Advanced Micro Devices (NASDAQ:AMD) was downgraded to Hold from Buy by the Erste Group due in part to the chipmaker’s operating margin falling below the sector average.
“The operating margin in recent quarters is lower than the sector average,” said Erste analyst Stephen Lingnau, in an investor report. “The EBIT margin was even slightly negative in the last quarter. In view of the fact that the operating margin has not yet improved and the group’s below-average return on equity, we rate the current P/E ratio as high.”

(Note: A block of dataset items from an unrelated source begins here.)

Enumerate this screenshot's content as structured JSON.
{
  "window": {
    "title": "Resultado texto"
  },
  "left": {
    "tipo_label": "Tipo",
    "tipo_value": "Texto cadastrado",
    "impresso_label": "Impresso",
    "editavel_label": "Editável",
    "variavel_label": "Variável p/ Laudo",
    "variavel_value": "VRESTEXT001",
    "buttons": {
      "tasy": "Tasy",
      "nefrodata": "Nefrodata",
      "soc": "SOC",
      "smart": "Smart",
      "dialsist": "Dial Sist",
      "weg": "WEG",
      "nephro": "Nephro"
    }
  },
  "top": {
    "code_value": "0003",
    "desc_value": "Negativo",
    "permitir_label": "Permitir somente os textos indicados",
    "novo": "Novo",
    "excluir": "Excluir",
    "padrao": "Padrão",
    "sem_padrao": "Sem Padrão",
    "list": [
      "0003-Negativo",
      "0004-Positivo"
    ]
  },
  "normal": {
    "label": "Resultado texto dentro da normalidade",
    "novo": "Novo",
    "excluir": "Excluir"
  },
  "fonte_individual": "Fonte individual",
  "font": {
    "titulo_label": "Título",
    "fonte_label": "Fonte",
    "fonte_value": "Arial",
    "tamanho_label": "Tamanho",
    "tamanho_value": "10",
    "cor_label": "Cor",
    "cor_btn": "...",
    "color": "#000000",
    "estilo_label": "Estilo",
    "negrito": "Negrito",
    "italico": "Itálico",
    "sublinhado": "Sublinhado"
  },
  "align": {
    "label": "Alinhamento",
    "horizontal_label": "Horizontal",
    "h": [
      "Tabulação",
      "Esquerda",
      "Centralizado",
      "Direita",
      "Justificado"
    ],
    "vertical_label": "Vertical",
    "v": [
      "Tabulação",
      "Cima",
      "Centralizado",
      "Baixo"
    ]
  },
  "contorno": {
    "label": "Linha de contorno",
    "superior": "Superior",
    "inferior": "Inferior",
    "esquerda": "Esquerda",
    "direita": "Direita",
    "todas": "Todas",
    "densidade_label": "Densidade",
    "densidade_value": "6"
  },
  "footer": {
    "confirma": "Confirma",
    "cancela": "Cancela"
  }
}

During calendar year 2025, AMD’s EBIT margin has averaged 22% compared to 34.7% by its peers in the semiconductor sector. AMD’s net margin has averaged 19.3% compared to the sector average of 29.3%.
However, AMD’s year-over-year sales revenue gains dwarf most of its competition. AMD’s sales have surged 28% in fiscal 2025 compared to an 11% average increase by its peers, according to Erste data.
The rise of artificial intelligence has proven to be a boon to AMD’s revenue as its Data Center segment revenue increased 94% last year to $12.6B and accounts for 29% of its total income.
“The Instinct product line accelerates deep learning, artificial neural networks, and high-performance applications,” Lingnau noted. “AMD has generated revenue of more than USD 5 billion with the Instinct product line.”
AMD shares slipped 2% during early market action on Thursday.
Erste maintains its Buy rating on competitor Nvidia (NVDA).